Wallis Carole L, Aga Evgenia, Ribaudo Heather, Saravanan Shanmugam, Norton Michael, Stevens Wendy, Kumarasamy Nagalingeswaran, Bartlett John, Katzenstein David
Lancet Laboratories, Johannesburg, South Africa.
Statistical Data Analysis Center, Harvard School of Public Health, Boston, Massachusetts.
Clin Infect Dis. 2014 Sep 1;59(5):706-15. doi: 10.1093/cid/ciu314. Epub 2014 May 1.
The development of drug resistance to nucleoside reverse transcriptase inhibitors (NRTIs) and nonnucleoside reverse transcriptase inhibitors (NNRTIs) has been associated with baseline human immunodeficiency virus (HIV)-1 RNA level (VL), CD4 cell counts (CD4), subtype, and treatment failure duration. This study describes drug resistance and levels of susceptibility after first-line virologic failure in individuals from Thailand, South Africa, India, Malawi, Tanzania.
CD4 and VL were captured at AIDs Clinical Trial Group (ACTG) A5230 study entry, a study of lopinavir/ritonavir (LPV/r) monotherapy after first-line virologic failure on an NNRTI regimen.

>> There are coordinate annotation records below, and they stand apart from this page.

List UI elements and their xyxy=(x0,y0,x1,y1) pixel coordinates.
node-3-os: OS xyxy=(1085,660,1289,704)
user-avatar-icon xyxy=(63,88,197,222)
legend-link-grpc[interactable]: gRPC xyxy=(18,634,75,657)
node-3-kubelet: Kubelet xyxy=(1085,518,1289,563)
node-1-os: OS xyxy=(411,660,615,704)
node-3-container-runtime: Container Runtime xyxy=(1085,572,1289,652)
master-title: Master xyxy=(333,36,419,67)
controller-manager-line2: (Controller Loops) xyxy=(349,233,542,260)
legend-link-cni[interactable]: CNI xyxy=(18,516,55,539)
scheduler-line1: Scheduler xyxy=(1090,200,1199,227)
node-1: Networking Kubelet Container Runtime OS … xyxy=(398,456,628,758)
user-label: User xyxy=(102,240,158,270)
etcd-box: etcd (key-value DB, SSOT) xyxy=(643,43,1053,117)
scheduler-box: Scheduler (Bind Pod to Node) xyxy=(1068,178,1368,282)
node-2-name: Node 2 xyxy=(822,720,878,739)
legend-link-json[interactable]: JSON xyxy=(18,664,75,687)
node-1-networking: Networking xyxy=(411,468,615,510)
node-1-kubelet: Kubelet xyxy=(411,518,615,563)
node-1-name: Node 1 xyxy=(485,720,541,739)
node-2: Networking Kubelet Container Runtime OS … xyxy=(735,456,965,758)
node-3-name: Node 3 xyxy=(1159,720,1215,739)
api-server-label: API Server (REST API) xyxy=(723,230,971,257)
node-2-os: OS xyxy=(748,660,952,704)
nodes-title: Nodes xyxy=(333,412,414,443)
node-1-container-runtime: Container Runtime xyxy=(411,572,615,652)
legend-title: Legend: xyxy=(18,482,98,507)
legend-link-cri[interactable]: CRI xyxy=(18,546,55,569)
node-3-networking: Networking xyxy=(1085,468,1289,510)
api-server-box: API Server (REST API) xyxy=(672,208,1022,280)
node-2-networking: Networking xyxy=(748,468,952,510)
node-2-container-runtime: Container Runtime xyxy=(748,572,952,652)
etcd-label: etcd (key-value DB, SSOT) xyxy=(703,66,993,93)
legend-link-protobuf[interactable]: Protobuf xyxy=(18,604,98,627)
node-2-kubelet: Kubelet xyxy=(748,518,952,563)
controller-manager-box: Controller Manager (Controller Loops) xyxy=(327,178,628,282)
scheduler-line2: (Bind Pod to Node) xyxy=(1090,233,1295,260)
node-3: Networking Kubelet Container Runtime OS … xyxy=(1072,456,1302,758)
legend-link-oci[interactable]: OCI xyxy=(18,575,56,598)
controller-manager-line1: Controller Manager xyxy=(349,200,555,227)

HIV drug-resistance mutation associations with subtype, site, study entry VL, and CD4 were evaluated using Fisher exact and Kruskall-Wallis tests.
Of the 207 individuals who were screened for A5230, sequence data were available for 148 individuals. Subtypes observed: subtype C (n = 97, 66%) AE (n = 27, 18%), A1 (n = 12, 8%), and D (n = 10, 7%). Of the 148 individuals, 93% (n = 138) and 96% (n = 142) had at least 1 reverse transcriptase (RT) mutation associated with NRTI and NNRTI resistance, respectively. The number of NRTI mutations was significantly associated with a higher study screening VL and lower study screening CD4 (P < .001). Differences in drug-resistance patterns in both NRTI and NNRTI were observed by site.
The degree of NNRTI and NRTI resistance after first-line virologic failure was associated with higher VL at study entry. Thirty-two percent of individuals remained fully susceptible to etravirine and rilpivirine, protease inhibitor resistance was rare. Some level of susceptibility to NRTI remained; however, VL monitoring and earlier virologic failure detection may result in lower NRTI resistance.
对核苷类逆转录酶抑制剂(NRTIs)和非核苷类逆转录酶抑制剂(NNRTIs)的耐药性发展与基线人类免疫缺陷病毒(HIV)-1 RNA水平(VL)、CD4细胞计数(CD4)、亚型以及治疗失败持续时间有关。本研究描述了来自泰国、南非、印度、马拉维、坦桑尼亚的个体在一线病毒学失败后的耐药性及药敏水平。
在艾滋病临床试验组(ACTG)A5230研究入组时采集CD4和VL数据,该研究是关于在NNRTI方案一线病毒学失败后使用洛匹那韦/利托那韦(LPV/r)单药治疗。使用Fisher精确检验和Kruskal-Wallis检验评估HIV耐药突变与亚型、地点、研究入组时的VL和CD4之间的关联。
在为A5230研究筛查的207名个体中,有148名个体可获得序列数据。观察到的亚型:C亚型(n = 97,66%)、AE亚型(n = 27,18%)、A1亚型(n = 12,8%)和D亚型(n = 10,7%)。在这148名个体中,分别有93%(n = 138)和96%(n = 142)至少有1个与NRTI和NNRTI耐药相关的逆转录酶(RT)突变。NRTI突变的数量与更高的研究筛查VL和更低的研究筛查CD4显著相关(P <.001)。在NRTI和NNRTI中,耐药模式在不同地点均有差异。
一线病毒学失败后NNRTI和NRTI的耐药程度与研究入组时更高的VL有关。32%的个体对依曲韦林和利匹韦林仍完全敏感,蛋白酶抑制剂耐药罕见。对NRTI仍存在一定程度的敏感性;然而,VL监测和更早检测到病毒学失败可能会降低NRTI耐药性。